ORLANDO: Plans to launch the first NASA astronauts since 2011 to the International Space Station from the United States look set to be delayed due to incomplete safety measures and accountability holes in the agency's commercial crew program, according to a federal report released on Wednesday.
SpaceX and Boeing Co are the two main contractors selected under the National Aeronautics and Space Administration's commercial crew program to send U.S. astronauts to space as soon as 2019, using their Dragon and Starliner spacecraft respectively.
But the report from the Government Accountability Office said the issues could cause delays in the launch of the first crewed mission from U.S. soil by a private company and could result in a nine-month gap in which no U.S. astronauts inhabit the ISS.
"Boeing and SpaceX continue to make progress developing their crew transportation systems, but both contractors have further delayed the certification milestone to early 2019," the report said.

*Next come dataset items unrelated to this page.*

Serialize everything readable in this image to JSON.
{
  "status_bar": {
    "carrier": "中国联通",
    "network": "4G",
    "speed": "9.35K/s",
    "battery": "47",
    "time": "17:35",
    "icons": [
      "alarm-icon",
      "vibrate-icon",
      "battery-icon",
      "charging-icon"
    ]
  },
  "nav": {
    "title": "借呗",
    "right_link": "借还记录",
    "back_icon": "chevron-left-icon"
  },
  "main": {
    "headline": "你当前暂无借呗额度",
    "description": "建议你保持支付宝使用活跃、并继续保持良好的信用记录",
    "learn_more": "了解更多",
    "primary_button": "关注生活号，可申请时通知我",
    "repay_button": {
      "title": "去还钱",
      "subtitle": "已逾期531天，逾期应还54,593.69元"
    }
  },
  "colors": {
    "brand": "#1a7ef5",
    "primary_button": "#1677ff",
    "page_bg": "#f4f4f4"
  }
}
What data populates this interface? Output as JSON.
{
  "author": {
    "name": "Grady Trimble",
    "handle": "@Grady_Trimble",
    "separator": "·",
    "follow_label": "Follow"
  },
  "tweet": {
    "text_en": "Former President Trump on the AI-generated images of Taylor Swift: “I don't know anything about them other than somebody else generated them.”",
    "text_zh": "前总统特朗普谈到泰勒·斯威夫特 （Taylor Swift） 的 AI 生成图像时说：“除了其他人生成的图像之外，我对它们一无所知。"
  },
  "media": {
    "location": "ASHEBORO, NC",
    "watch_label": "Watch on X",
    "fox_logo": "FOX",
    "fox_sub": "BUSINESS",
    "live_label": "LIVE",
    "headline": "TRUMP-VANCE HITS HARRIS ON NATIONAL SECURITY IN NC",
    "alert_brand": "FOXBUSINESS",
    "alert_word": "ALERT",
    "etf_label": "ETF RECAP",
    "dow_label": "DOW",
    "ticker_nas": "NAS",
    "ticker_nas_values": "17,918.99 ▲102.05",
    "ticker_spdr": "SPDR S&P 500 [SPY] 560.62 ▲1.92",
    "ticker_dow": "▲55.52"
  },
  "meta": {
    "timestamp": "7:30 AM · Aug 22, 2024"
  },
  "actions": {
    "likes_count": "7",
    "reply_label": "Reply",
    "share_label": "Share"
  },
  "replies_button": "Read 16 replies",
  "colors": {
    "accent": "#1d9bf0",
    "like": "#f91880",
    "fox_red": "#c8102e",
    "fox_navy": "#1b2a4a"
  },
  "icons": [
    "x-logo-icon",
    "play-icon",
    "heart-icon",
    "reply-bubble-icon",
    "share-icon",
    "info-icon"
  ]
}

"Without a viable contingency option for ensuring uninterrupted access to the ISS in the event of further commercial crew delays, we concluded that NASA was at risk of not being able to maximize the return on its multibillion dollar investment in the space station," it added.
Boeing said it was aiming for test flights this year.
"Boeing is working with NASA to ensure that the CST-100 Starliner flies at the earliest time it is safe to do so," Boeing senior spokesman Jerry Drelling told Reuters in an email.
Officials with SpaceX, formally known as Space Exploration Technologies, and NASA could not immediately be reached to comment.
In 2014, SpaceX and Boeing respectively received US$2.6 billion and US$4.2 billion contracts to build crew transportation systems under the commercial crew program, NASA's flagship campaign to use the private sector for ISS missions.
In the report, NASA said it was working closely with its commercial partners to resolve the issues and was developing contingency plans in case of further delays.
Before SpaceX and Boeing can launch the astronauts they must demonstrate their crew systems are safe for human spaceflight, according to NASA.
The GAO said it is tracking potential safety risks on the private companies' crew capsules, including a Boeing Starliner abort system meant to eject the capsule from a hazardous rocket explosion, and a since-upgraded fuel valve on SpaceX's Falcon rocket that triggered a costly 2016 launchpad explosion.
Since 2011, NASA has bought seats on the Russian Soyuz spacecraft months in advance to send U.S. astronauts to the space station from launchpads in Kazakhstan. U.S. launches before 2011 were handled by NASA.